Document Markup and Publishing

Issues are frequently encountered when publishing documents online. Some pitfalls are technical or typographical, while others are generally the result of the author or publisher being unaware of the problems caused by the use of desktop publishing software, particularly that of Microsoft Office.

Table of Contents

  • Professional Document Management
  • Microsoft-Office Problems
  • Portable Document Format
  • TeX and LaTeX
  • Cover designs may vary

    Professional Document Management

    Do not use WYSIWYG Applications

    Business and non-technical users love WYSIWYG (What You See Is What You Get) applications, like MS-Word or Powerpoint.

    But WYSIWYG is notorious for generating bad markup, leading to illegal encoding, the retention of meaningless or empty proprietary-tags, bad tabling, etc..

    For professional management of paper-based and browser-based documentation, the problems caused by bad markup far outweigh the ease-of-use benefits of WYSIWYG. Therefore, the use of WYSIWG applications is best avoided.

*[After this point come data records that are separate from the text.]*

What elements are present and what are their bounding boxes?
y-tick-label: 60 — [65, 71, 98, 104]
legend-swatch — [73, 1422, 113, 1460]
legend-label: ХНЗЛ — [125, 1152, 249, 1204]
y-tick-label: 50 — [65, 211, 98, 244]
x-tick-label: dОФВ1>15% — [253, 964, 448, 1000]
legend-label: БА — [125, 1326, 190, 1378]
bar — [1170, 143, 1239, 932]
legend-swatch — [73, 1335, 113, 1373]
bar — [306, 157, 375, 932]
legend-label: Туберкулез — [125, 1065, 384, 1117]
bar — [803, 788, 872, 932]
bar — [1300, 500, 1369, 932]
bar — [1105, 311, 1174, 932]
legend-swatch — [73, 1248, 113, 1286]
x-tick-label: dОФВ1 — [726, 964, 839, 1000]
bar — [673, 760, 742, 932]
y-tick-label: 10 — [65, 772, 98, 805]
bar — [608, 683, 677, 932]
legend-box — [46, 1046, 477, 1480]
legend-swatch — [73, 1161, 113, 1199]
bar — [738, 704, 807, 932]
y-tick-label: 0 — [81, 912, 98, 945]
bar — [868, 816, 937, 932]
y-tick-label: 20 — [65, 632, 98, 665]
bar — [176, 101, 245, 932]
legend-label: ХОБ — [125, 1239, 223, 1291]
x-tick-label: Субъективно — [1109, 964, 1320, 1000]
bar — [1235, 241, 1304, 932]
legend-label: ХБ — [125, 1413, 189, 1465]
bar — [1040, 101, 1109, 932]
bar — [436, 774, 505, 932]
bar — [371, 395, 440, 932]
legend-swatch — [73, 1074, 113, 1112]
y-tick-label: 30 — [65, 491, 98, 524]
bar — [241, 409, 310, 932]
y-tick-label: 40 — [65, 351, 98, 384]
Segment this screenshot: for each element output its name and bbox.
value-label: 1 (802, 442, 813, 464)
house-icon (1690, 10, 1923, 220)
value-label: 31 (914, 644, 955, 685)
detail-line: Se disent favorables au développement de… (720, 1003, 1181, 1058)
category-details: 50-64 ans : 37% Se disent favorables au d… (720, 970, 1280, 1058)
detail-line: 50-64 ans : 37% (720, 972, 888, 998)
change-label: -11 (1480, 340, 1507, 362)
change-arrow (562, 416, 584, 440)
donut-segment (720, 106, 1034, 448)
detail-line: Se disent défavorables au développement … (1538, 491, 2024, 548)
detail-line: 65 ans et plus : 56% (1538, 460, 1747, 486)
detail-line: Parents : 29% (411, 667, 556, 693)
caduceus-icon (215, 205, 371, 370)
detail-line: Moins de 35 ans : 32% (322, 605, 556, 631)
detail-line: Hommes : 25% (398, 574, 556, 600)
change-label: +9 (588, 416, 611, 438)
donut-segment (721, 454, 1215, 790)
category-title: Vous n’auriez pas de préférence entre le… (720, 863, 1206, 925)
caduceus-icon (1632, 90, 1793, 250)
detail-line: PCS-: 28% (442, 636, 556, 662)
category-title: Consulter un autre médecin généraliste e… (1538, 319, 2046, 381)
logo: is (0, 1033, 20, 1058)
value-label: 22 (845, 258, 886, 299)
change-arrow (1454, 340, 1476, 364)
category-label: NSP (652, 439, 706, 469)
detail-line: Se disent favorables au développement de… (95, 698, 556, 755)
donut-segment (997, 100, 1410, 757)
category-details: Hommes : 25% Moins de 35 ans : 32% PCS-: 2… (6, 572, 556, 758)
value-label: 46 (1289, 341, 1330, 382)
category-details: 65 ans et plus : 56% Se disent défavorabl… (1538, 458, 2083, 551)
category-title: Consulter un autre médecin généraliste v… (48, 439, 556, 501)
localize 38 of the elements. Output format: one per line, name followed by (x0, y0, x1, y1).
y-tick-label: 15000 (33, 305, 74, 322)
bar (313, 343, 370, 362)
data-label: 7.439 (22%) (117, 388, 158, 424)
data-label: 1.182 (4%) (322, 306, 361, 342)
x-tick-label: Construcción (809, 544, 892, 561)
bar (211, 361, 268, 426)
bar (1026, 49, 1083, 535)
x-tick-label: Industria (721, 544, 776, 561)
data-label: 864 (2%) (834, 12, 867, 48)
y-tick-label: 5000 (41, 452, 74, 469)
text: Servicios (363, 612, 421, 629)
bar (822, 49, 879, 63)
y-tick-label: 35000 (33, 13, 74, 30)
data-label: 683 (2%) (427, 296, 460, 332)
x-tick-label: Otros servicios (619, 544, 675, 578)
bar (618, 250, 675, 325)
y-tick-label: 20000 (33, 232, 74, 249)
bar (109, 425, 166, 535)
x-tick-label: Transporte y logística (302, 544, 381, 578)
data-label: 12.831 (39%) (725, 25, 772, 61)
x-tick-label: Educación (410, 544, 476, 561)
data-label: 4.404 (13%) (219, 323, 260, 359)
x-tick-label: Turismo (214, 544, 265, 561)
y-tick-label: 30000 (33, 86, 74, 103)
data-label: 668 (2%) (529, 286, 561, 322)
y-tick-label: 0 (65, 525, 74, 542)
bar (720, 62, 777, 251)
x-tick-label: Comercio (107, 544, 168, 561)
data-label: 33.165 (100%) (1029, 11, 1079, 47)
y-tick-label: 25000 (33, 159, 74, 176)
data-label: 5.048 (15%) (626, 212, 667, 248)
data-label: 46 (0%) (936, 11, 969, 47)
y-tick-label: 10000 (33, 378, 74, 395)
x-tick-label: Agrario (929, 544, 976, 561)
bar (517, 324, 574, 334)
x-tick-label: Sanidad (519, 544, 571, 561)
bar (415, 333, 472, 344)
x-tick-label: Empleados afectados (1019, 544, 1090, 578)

    Microsoft-Office Problems

    Although we consider only technical document publishing, many of the comments on this page apply also to other kinds of documents.

    Do not Post MS-Word Documents

    You should not post MS-Word documents on line. If you do then you are condemning your visitors to use preparatory software they may not possess - or wish to possess.

    Further, as many people know to their cost, MS-Word documents do not format identically on identical platforms.

    MS-Office & Open-Office

    MS-Office is used extensively by business, but documents produced by this software should be converted to pdf before posting on line. Users of Open Office can do this very easily.

    Portable Document Format

    Portable Document Format pdf is the internationally recognised standard for distributing documents electronically.

    It conforms to ISO paper-size formats, handles jpg files and hyper-links well, and can easily be password encrypted.

    Sometimes it is useful to have a pdf version of an html page, particularly if the text is extensive or has complicated typography (like mathematics). You will almost certainly have a link from the html page to the pdf file - but make certain you also have a hypertext (URL) link from the pdf file back to the specific html page. This is necessary because search engines will sometimes record the presence of a pdf file but not the corresponding html page.

    Free viewers

    Viewers for pdf are freely available. Most people have heard of the Adobe Acrobat, but there is also Ghostview, xpdf and kpdf, Foxit, etc.

    The use of pdftex or pdflatex is recommended for producing pdf documents.

    Distiller

    This application is sometimes prescribed for creating, editing, and manipulating pdf files. Unfortunately, distiller often produces very large files - sizes of a few Megabytes are not usual for documents of only several pages. The source of the problem may lie with the original form (eg MS-Word) of the document, rather than distiller itself. For this reason, TeX/LaTeX is to be preferred.

    TeX and LaTeX

    These are not word-processing programs, like MS-Word, but complete type-setting applications. They ensure correct letter-spacing, shape and justification, and produce a properly-finished, professional document - read the Wikipedia entry. Further, TeX and LaTeX are free and run on MS-Windows as well as unix-flavour systems.

    There are also commercially available variants of TeX/LaTeX for those users who require support. The most well-known are pctex and Scientific Word. Many people use - and seem to like - Scientific Word. I do not recommend it, however, since it sometimes generates non-portable files - thus defeating one of the advantages of TeX and LaTeX - and seems also occasionally to have associated printing and BibTeX problems.